Corn Shipment is Second Export Rejected for Contamination in Two Months
China has rejected a shipment of U.S. corn because it was contaminated with a variety of genetically engineered (GE) corn not approved in China, according to Reuters. The shipment contained Syngenta AG's AgrisureViptera corn, also known as MIR 162. This is the second transgenic contamination episode involving U.S. commodity exports in a matter of months, following the rejection of an alfalfa shipment this past September.
“This latest transgenic contamination incident demonstrates yet again that the regulation of genetically engineered crops in our country is dysfunctional. The continuing string of contamination episodes undermines confidence in the U.S. food supply and jeopardizes both our agricultural economy and farmer livelihoods; it’s unacceptable,” said Bill Freese, science policy analyst for Center for Food Safety.

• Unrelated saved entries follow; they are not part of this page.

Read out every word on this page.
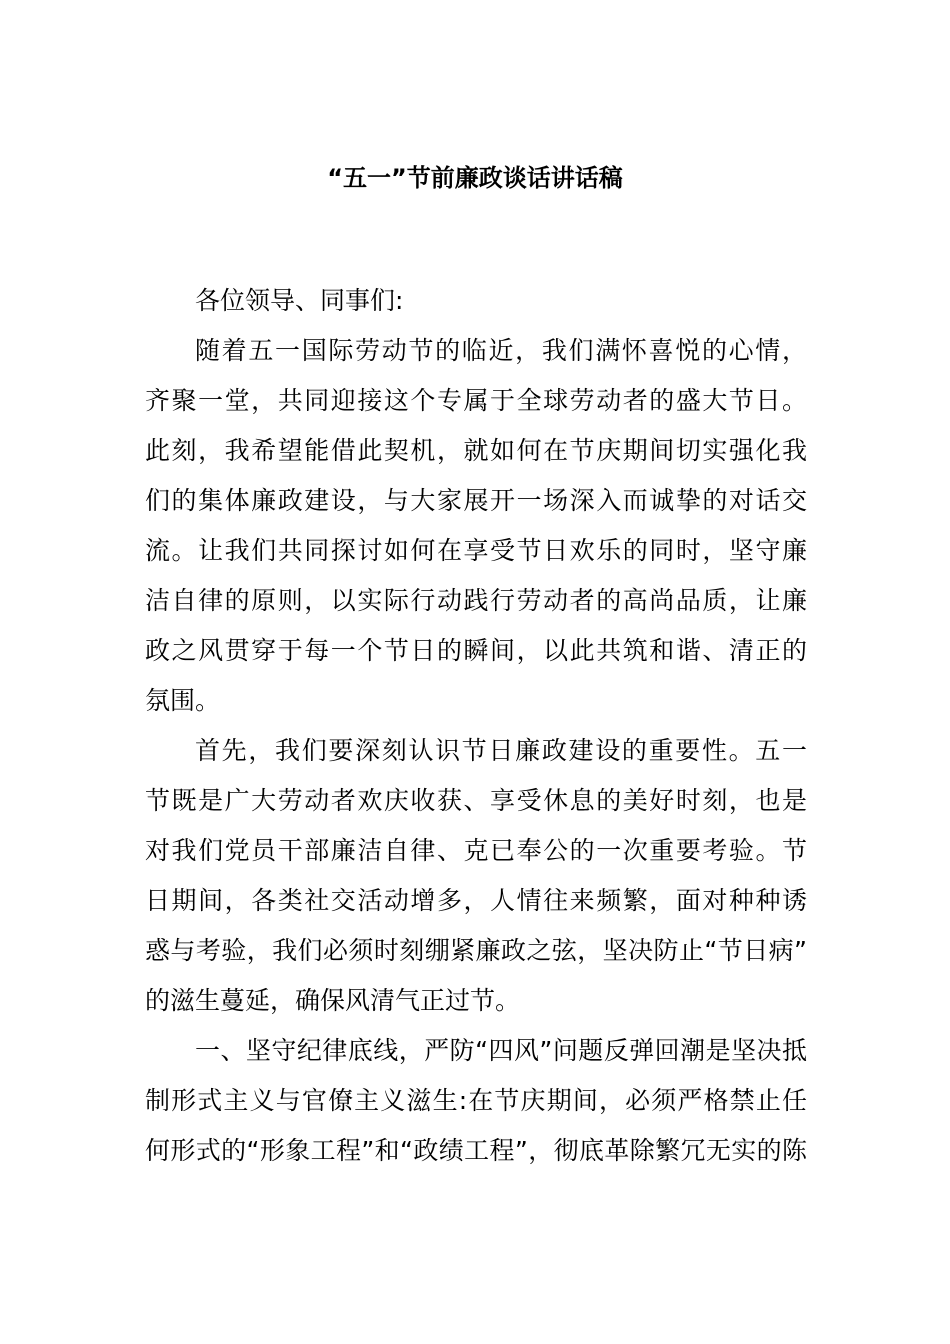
“五一”节前廉政谈话讲话稿
各位领导、同事们:
随着五一国际劳动节的临近，我们满怀喜悦的心情，
齐聚一堂，共同迎接这个专属于全球劳动者的盛大节日。
此刻，我希望能借此契机，就如何在节庆期间切实强化我
们的集体廉政建设，与大家展开一场深入而诚挚的对话交
流。让我们共同探讨如何在享受节日欢乐的同时，坚守廉
洁自律的原则，以实际行动践行劳动者的高尚品质，让廉
政之风贯穿于每一个节日的瞬间，以此共筑和谐、清正的
氛围。
首先，我们要深刻认识节日廉政建设的重要性。五一
节既是广大劳动者欢庆收获、享受休息的美好时刻，也是
对我们党员干部廉洁自律、克已奉公的一次重要考验。节
日期间，各类社交活动增多，人情往来频繁，面对种种诱
惑与考验，我们必须时刻绷紧廉政之弦，坚决防止“节日病”
的滋生蔓延，确保风清气正过节。
一、坚守纪律底线，严防“四风”问题反弹回潮是坚决抵
制形式主义与官僚主义滋生:在节庆期间，必须严格禁止任
何形式的“形象工程”和“政绩工程”，彻底革除繁冗无实的陈
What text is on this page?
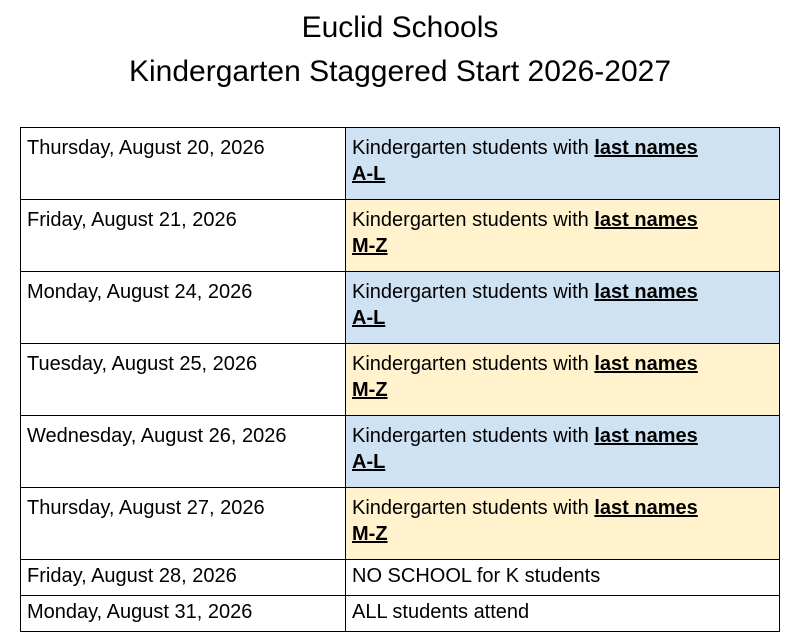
Euclid Schools
Kindergarten Staggered Start 2026-2027
Thursday, August 20, 2026	Kindergarten students with last names
A-L
Friday, August 21, 2026	Kindergarten students with last names
M-Z
Monday, August 24, 2026	Kindergarten students with last names
A-L
Tuesday, August 25, 2026	Kindergarten students with last names
M-Z
Wednesday, August 26, 2026	Kindergarten students with last names
A-L
Thursday, August 27, 2026	Kindergarten students with last names
M-Z
Friday, August 28, 2026	NO SCHOOL for K students
Monday, August 31, 2026	ALL students attend
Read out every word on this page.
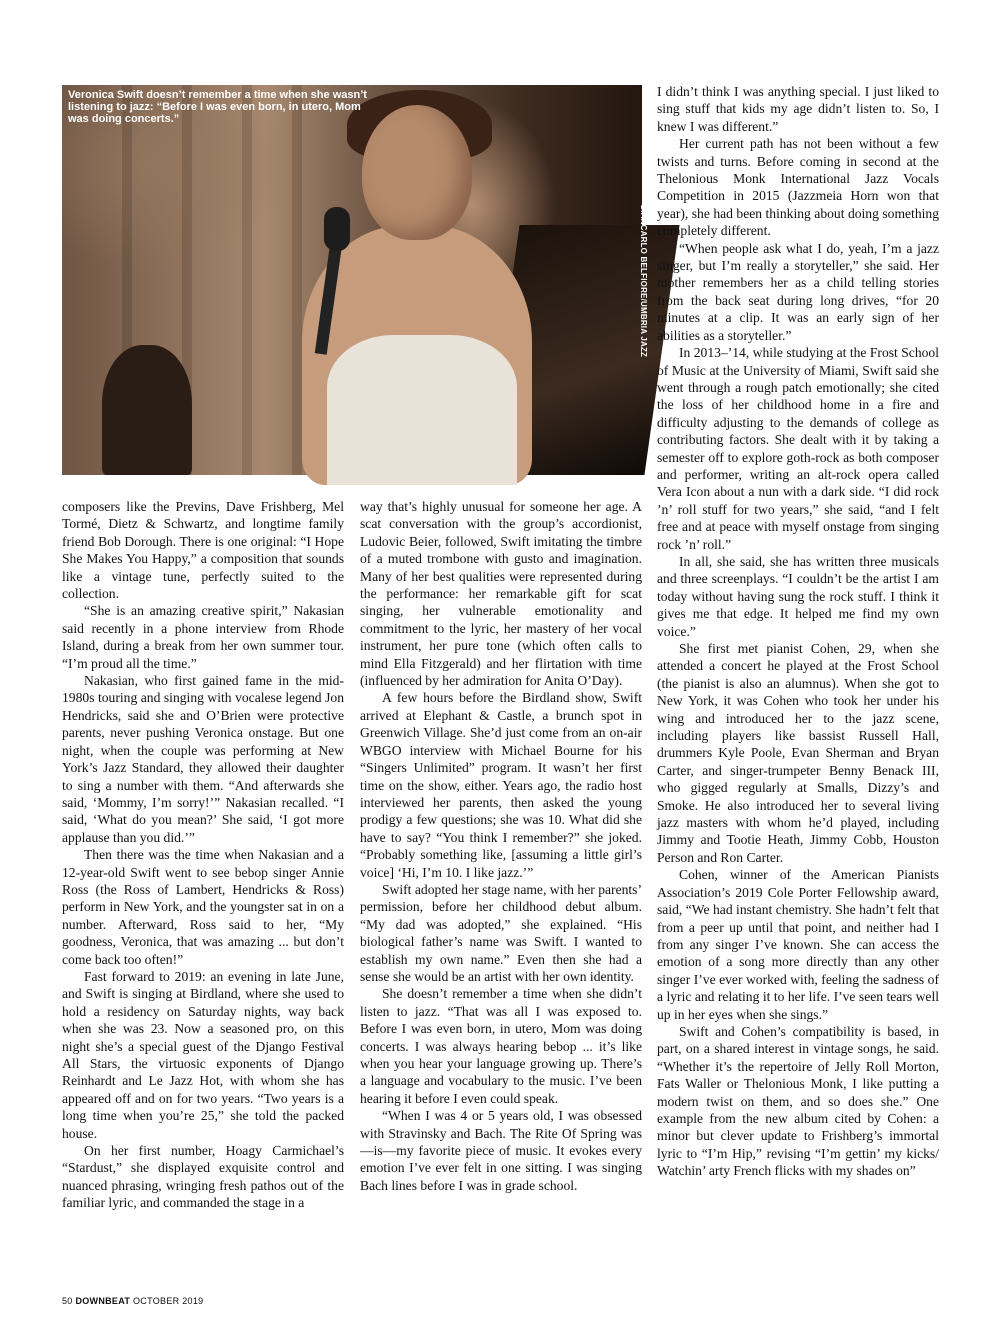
Veronica Swift doesn’t remember a time when she wasn’t listening to jazz: “Before I was even born, in utero, Mom was doing concerts.”
GIANCARLO BELFIORE/UMBRIA JAZZ

composers like the Previns, Dave Frishberg, Mel Tormé, Dietz & Schwartz, and longtime family friend Bob Dorough. There is one original: “I Hope She Makes You Happy,” a composition that sounds like a vintage tune, perfectly suited to the collection.

“She is an amazing creative spirit,” Nakasian said recently in a phone interview from Rhode Island, during a break from her own summer tour. “I’m proud all the time.”

Nakasian, who first gained fame in the mid-1980s touring and singing with vocalese legend Jon Hendricks, said she and O’Brien were protective parents, never pushing Veronica onstage. But one night, when the couple was performing at New York’s Jazz Standard, they allowed their daughter to sing a number with them. “And afterwards she said, ‘Mommy, I’m sorry!’” Nakasian recalled. “I said, ‘What do you mean?’ She said, ‘I got more applause than you did.’”

Then there was the time when Nakasian and a 12-year-old Swift went to see bebop singer Annie Ross (the Ross of Lambert, Hendricks & Ross) perform in New York, and the youngster sat in on a number. Afterward, Ross said to her, “My goodness, Veronica, that was amazing ... but don’t come back too often!”

Fast forward to 2019: an evening in late June, and Swift is singing at Birdland, where she used to hold a residency on Saturday nights, way back when she was 23. Now a seasoned pro, on this night she’s a special guest of the Django Festival All Stars, the virtuosic exponents of Django Reinhardt and Le Jazz Hot, with whom she has appeared off and on for two years. “Two years is a long time when you’re 25,” she told the packed house.

On her first number, Hoagy Carmichael’s “Stardust,” she displayed exquisite control and nuanced phrasing, wringing fresh pathos out of the familiar lyric, and commanded the stage in a

way that’s highly unusual for someone her age. A scat conversation with the group’s accordionist, Ludovic Beier, followed, Swift imitating the timbre of a muted trombone with gusto and imagination. Many of her best qualities were represented during the performance: her remarkable gift for scat singing, her vulnerable emotionality and commitment to the lyric, her mastery of her vocal instrument, her pure tone (which often calls to mind Ella Fitzgerald) and her flirtation with time (influenced by her admiration for Anita O’Day).

A few hours before the Birdland show, Swift arrived at Elephant & Castle, a brunch spot in Greenwich Village. She’d just come from an on-air WBGO interview with Michael Bourne for his “Singers Unlimited” program. It wasn’t her first time on the show, either. Years ago, the radio host interviewed her parents, then asked the young prodigy a few questions; she was 10. What did she have to say? “You think I remember?” she joked. “Probably something like, [assuming a little girl’s voice] ‘Hi, I’m 10. I like jazz.’”

Swift adopted her stage name, with her parents’ permission, before her childhood debut album. “My dad was adopted,” she explained. “His biological father’s name was Swift. I wanted to establish my own name.” Even then she had a sense she would be an artist with her own identity.

She doesn’t remember a time when she didn’t listen to jazz. “That was all I was exposed to. Before I was even born, in utero, Mom was doing concerts. I was always hearing bebop ... it’s like when you hear your language growing up. There’s a language and vocabulary to the music. I’ve been hearing it before I even could speak.

“When I was 4 or 5 years old, I was obsessed with Stravinsky and Bach. The Rite Of Spring was—is—my favorite piece of music. It evokes every emotion I’ve ever felt in one sitting. I was singing Bach lines before I was in grade school.

I didn’t think I was anything special. I just liked to sing stuff that kids my age didn’t listen to. So, I knew I was different.”

Her current path has not been without a few twists and turns. Before coming in second at the Thelonious Monk International Jazz Vocals Competition in 2015 (Jazzmeia Horn won that year), she had been thinking about doing something completely different.

“When people ask what I do, yeah, I’m a jazz singer, but I’m really a storyteller,” she said. Her mother remembers her as a child telling stories from the back seat during long drives, “for 20 minutes at a clip. It was an early sign of her abilities as a storyteller.”

In 2013–’14, while studying at the Frost School of Music at the University of Miami, Swift said she went through a rough patch emotionally; she cited the loss of her childhood home in a fire and difficulty adjusting to the demands of college as contributing factors. She dealt with it by taking a semester off to explore goth-rock as both composer and performer, writing an alt-rock opera called Vera Icon about a nun with a dark side. “I did rock ’n’ roll stuff for two years,” she said, “and I felt free and at peace with myself onstage from singing rock ’n’ roll.”

In all, she said, she has written three musicals and three screenplays. “I couldn’t be the artist I am today without having sung the rock stuff. I think it gives me that edge. It helped me find my own voice.”

She first met pianist Cohen, 29, when she attended a concert he played at the Frost School (the pianist is also an alumnus). When she got to New York, it was Cohen who took her under his wing and introduced her to the jazz scene, including players like bassist Russell Hall, drummers Kyle Poole, Evan Sherman and Bryan Carter, and singer-trumpeter Benny Benack III, who gigged regularly at Smalls, Dizzy’s and Smoke. He also introduced her to several living jazz masters with whom he’d played, including Jimmy and Tootie Heath, Jimmy Cobb, Houston Person and Ron Carter.

Cohen, winner of the American Pianists Association’s 2019 Cole Porter Fellowship award, said, “We had instant chemistry. She hadn’t felt that from a peer up until that point, and neither had I from any singer I’ve known. She can access the emotion of a song more directly than any other singer I’ve ever worked with, feeling the sadness of a lyric and relating it to her life. I’ve seen tears well up in her eyes when she sings.”

Swift and Cohen’s compatibility is based, in part, on a shared interest in vintage songs, he said. “Whether it’s the repertoire of Jelly Roll Morton, Fats Waller or Thelonious Monk, I like putting a modern twist on them, and so does she.” One example from the new album cited by Cohen: a minor but clever update to Frishberg’s immortal lyric to “I’m Hip,” revising “I’m gettin’ my kicks/ Watchin’ arty French flicks with my shades on”

50 DOWNBEAT OCTOBER 2019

“CFS and others have long urged the U.S. Department of Agriculture to keep unwanted GE crops from contaminating the grain and food supply, but it’s failed to do anything. If we continue to ignore the wishes of our key export partners, they’ll turn to competitors like Brazil that are better able to meet their food and feed needs. Meanwhile, farmers who have their crops rejected in export markets due to transgenic contamination entirely beyond their control suffer losses but have essentially no recourse,” added Freese.
Just two months ago, an alfalfa farmer had his alfalfa shipment rejected overseas due to transgenic contamination. Unbeknownst to him, the farmer’s planting stock had been contaminated with Monsanto’s GE alfalfa, at that time unapproved. CFS filed a legal petition demanding action from the U.S. Department of Agriculture (USDA), calling on the agency to open an investigation and take regulatory action. USDA has yet to respond.